We are utilizing coveralls to display the coverage report. The coverage report will be available in the PR's description. You can also view previous runs for the AgentBaker repo here.
We calculate code coverage for both unit tests and E2E tests.
E2E coverage report
To generate E2E coverage reports, we use code coverage changes introduced in Go 1.20.
Coverage report is generated by running AgentBaker's API server locally as a binary created with the -cover flag. E2E tests are then ran against that binary.

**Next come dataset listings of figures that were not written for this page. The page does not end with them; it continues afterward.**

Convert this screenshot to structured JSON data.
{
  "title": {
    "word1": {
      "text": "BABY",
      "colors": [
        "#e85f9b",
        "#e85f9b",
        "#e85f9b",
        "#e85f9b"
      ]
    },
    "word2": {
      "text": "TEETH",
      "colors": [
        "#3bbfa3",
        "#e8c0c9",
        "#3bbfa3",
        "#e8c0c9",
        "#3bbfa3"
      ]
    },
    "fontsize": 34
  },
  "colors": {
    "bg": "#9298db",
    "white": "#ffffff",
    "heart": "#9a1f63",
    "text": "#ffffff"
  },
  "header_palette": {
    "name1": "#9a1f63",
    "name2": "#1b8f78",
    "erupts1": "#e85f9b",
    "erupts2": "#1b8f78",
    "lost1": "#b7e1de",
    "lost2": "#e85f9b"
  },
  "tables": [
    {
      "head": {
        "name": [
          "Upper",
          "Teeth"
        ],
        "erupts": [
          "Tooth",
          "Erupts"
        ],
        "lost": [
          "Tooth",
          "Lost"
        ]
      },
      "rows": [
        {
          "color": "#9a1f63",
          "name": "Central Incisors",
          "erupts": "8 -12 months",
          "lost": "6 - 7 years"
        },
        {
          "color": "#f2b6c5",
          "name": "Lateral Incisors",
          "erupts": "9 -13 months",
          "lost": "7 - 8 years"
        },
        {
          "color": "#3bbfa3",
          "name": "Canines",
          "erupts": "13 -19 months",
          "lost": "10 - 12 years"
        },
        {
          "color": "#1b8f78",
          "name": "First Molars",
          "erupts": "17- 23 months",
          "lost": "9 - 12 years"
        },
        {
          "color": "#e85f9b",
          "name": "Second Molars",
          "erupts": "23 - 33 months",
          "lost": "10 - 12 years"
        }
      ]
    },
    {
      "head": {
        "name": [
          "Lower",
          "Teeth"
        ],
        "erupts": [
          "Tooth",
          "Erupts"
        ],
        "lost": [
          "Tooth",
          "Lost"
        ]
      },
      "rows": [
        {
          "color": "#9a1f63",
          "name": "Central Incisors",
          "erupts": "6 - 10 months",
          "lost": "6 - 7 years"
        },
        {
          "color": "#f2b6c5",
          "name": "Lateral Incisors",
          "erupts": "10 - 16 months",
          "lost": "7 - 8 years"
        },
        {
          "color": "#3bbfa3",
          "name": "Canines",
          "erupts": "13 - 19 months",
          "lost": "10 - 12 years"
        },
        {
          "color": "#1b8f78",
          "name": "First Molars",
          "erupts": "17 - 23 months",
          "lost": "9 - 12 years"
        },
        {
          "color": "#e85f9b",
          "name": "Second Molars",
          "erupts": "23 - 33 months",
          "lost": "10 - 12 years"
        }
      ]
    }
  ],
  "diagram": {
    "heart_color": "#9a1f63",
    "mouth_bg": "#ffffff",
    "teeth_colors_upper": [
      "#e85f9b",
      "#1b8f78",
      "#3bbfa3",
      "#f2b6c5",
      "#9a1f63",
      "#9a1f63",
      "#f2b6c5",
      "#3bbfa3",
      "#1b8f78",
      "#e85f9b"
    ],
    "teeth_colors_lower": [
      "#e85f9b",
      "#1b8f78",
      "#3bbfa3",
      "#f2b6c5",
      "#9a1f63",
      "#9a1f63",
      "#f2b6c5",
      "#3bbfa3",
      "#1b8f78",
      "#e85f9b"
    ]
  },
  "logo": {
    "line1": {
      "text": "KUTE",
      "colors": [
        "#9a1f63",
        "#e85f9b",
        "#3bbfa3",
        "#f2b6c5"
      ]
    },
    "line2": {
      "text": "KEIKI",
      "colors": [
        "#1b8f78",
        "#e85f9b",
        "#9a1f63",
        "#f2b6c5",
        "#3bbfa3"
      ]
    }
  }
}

The following packages are used during calculation of coverage for E2E tests:
- github.com/Azure/agentbaker/apiserver
- github.com/Azure/agentbaker/cmd
- github.com/Azure/agentbaker/cmd/starter
- github.com/Azure/agentbaker/pkg/agent
- github.com/Azure/agentbaker/pkg/agent/datamodel
- github.com/Azure/agentbaker/pkg/templates
Generating E2E coverage report locally
You can generate an E2E coverage report while running the E2E tests locally. To do so, follow the steps below:
- Build the AgentBaker server binary with -cover flag:
cd cmd
go build -cover -o baker -covermode count
GOCOVERDIR=covdatafiles ./baker start &
- Create directory for coverage report files
mkdir -p covdatafiles
- Run the binary
GOCOVERDIR=covdatafiles ./baker start &
- Run the E2E tests locally
/bin/bash e2e/e2e-local.sh
- Stop the binary - once the tests finish executing, you have to stop the binary with exit code 0 to generate the report. See the docs here.
kill $(pgrep baker)
- Display the coverage report within the terminal
go tool covdata percent -i=./cmd/somedata